On Reddit, there is a bot called u/profanitycounter that users could summon to count the number and types of swear words someone had used in their recent comment history.
While it was mostly used for humor or lighthearted callouts, it also sparked discussion around online civility, user behavior, and moderation trends.
With Lemmy growing as a federated alternative to Reddit, I’m curious:
Should Lemmy (or a third-party dev) implement a similar profanity counter bot?
Would such a tool add meaningful engagement, moderation assistance, or humor to the platform?
Or would it be seen as invasive, performative, or redundant given Lemmy’s decentralized nature and local moderation policies?
Some possible considerations:
Could such a bot be opt-in or confined to specific communities?
Would this be better as a per-instance moderation tool or a user-invoked script (like tagging a bot)?
How would it handle federation?
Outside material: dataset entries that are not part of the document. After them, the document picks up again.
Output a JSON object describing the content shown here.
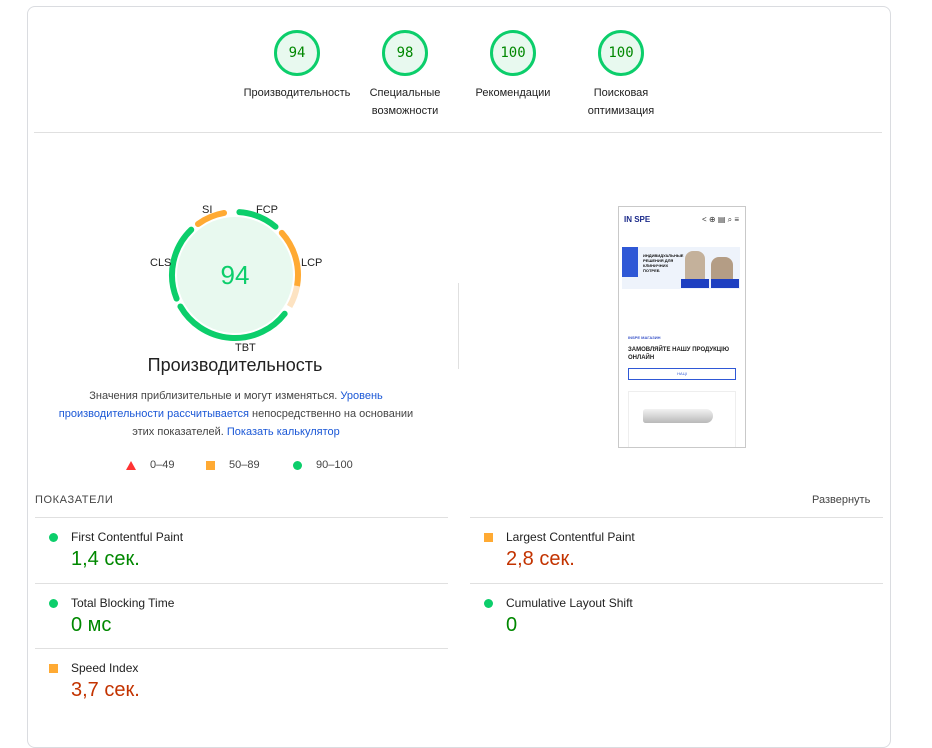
{
  "colors": {
    "pass": "#0cce6b",
    "pass_text": "#008800",
    "average": "#ffaa33",
    "average_text": "#c33300",
    "fail": "#ff3333",
    "link": "#1a57d6"
  },
  "gauges": [
    {
      "score": "94",
      "label": "Производительность"
    },
    {
      "score": "98",
      "label": "Специальные возможности"
    },
    {
      "score": "100",
      "label": "Рекомендации"
    },
    {
      "score": "100",
      "label": "Поисковая оптимизация"
    }
  ],
  "performance": {
    "score": 94,
    "score_text": "94",
    "title": "Производительность",
    "metric_tags": [
      "SI",
      "FCP",
      "LCP",
      "TBT",
      "CLS"
    ],
    "desc_1": "Значения приблизительные и могут изменяться. ",
    "desc_link_1": "Уровень производительности рассчитывается",
    "desc_2": " непосредственно на основании этих показателей. ",
    "desc_link_2": "Показать калькулятор"
  },
  "legend": [
    {
      "shape": "triangle-icon",
      "range": "0–49"
    },
    {
      "shape": "square-icon",
      "range": "50–89"
    },
    {
      "shape": "circle-icon",
      "range": "90–100"
    }
  ],
  "metrics": {
    "section_title": "ПОКАЗАТЕЛИ",
    "expand_label": "Развернуть",
    "items": [
      {
        "title": "First Contentful Paint",
        "value": "1,4 сек.",
        "status": "pass"
      },
      {
        "title": "Largest Contentful Paint",
        "value": "2,8 сек.",
        "status": "average"
      },
      {
        "title": "Total Blocking Time",
        "value": "0 мс",
        "status": "pass"
      },
      {
        "title": "Cumulative Layout Shift",
        "value": "0",
        "status": "pass"
      },
      {
        "title": "Speed Index",
        "value": "3,7 сек.",
        "status": "average"
      }
    ]
  },
  "thumbnail": {
    "logo": "IN SPE",
    "toolbar": "< ⊕ ▤ ⌕ ≡",
    "hero_title": "ИНДИВИДУАЛЬНЫЕ РЕШЕНИЯ ДЛЯ КЛИНИЧНИХ ПОТРЕБ",
    "shop_label": "INSPE МАГАЗИН",
    "order_text": "ЗАМОВЛЯЙТЕ НАШУ ПРОДУКЦІЮ ОНЛАЙН",
    "select_text": "НАЦІ"
  }
}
Would it scan only local comments, or across instances?
Could it be useful as a moderation analytics tool, or does it risk shaming users?
Would love to hear from both devs and moderators—whether this kind of bot aligns with Lemmy’s goals, or if it’s best left in Reddit’s history books.
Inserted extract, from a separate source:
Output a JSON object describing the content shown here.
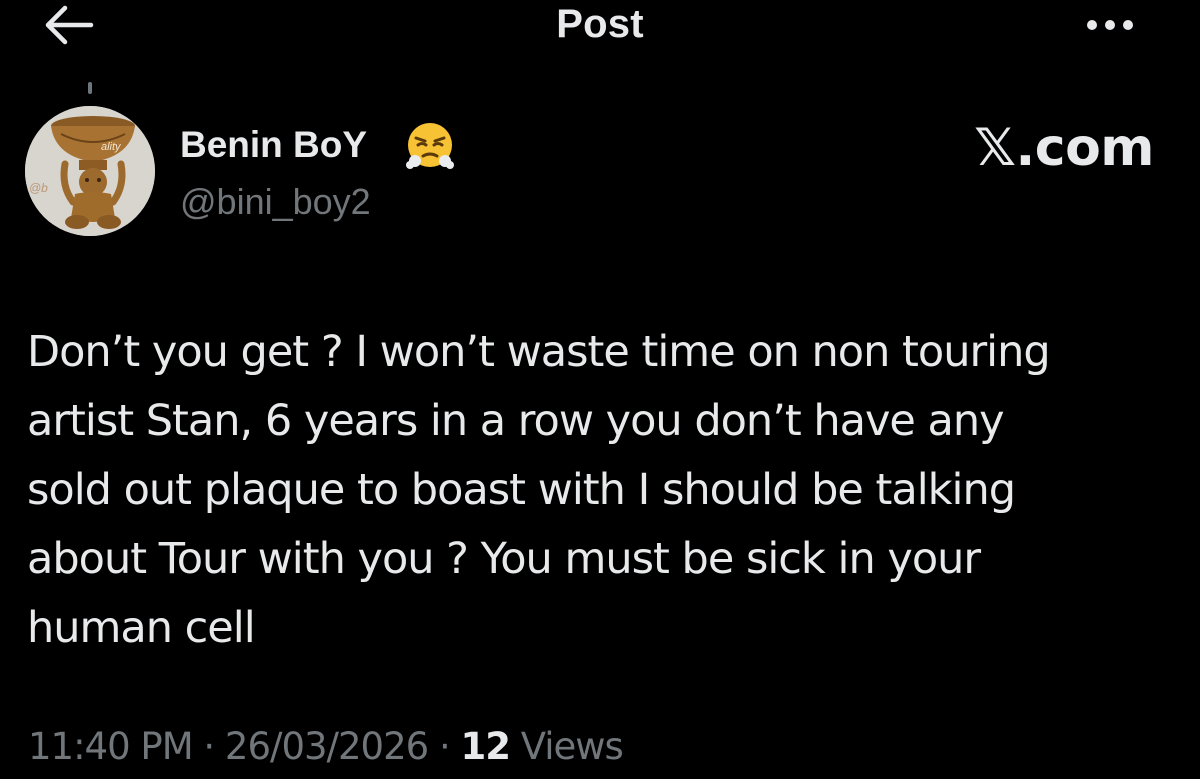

I would love to attempt something like this, but I lack both the time and energy.
Rather not. One of the worst things about Reddit comments was the bot clutter.
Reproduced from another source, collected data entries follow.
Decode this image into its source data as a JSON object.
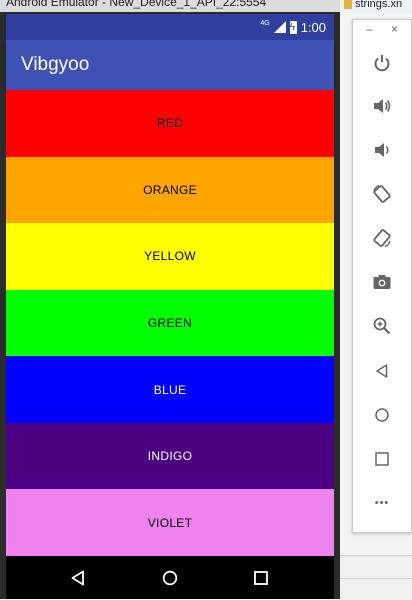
{
  "window": {
    "title": "Android Emulator - New_Device_1_API_22:5554",
    "ide_tab": "strings.xn"
  },
  "status_bar": {
    "network": "4G",
    "time": "1:00"
  },
  "app": {
    "title": "Vibgyoo"
  },
  "colors": [
    {
      "label": "RED",
      "bg": "#ff0000",
      "fg": "#000000"
    },
    {
      "label": "ORANGE",
      "bg": "#ffa500",
      "fg": "#000000"
    },
    {
      "label": "YELLOW",
      "bg": "#ffff00",
      "fg": "#000000"
    },
    {
      "label": "GREEN",
      "bg": "#00ff00",
      "fg": "#000000"
    },
    {
      "label": "BLUE",
      "bg": "#0000ff",
      "fg": "#ffffff"
    },
    {
      "label": "INDIGO",
      "bg": "#4b0082",
      "fg": "#ffffff"
    },
    {
      "label": "VIOLET",
      "bg": "#ee82ee",
      "fg": "#000000"
    }
  ],
  "nav_bar": {
    "buttons": [
      "back-icon",
      "home-icon",
      "recents-icon"
    ]
  },
  "toolbar": {
    "minimize": "–",
    "close": "×",
    "buttons": [
      "power-icon",
      "volume-up-icon",
      "volume-down-icon",
      "rotate-left-icon",
      "rotate-right-icon",
      "camera-icon",
      "zoom-icon",
      "back-icon",
      "home-icon",
      "overview-icon",
      "more-icon"
    ],
    "more": "•••"
  },
  "theme": {
    "primary": "#3f51b5",
    "primary_dark": "#303f9f"
  }
}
Everyone has their own idea for a bot that’s interesting or funny or whatever, and maybe some of them are, but in the end there are just too many. You’d have a bot that corrects spelling errors, a bot to call that one pedantic, and a bunch of people voting “bad bot” on both, and before you know it half of the comments are just noise that didn’t need to be there.
We do have a this is a bot account user setting, and it’s possible to block bot accounts so you never see them.
But a profanity bot seems pretty useless to me.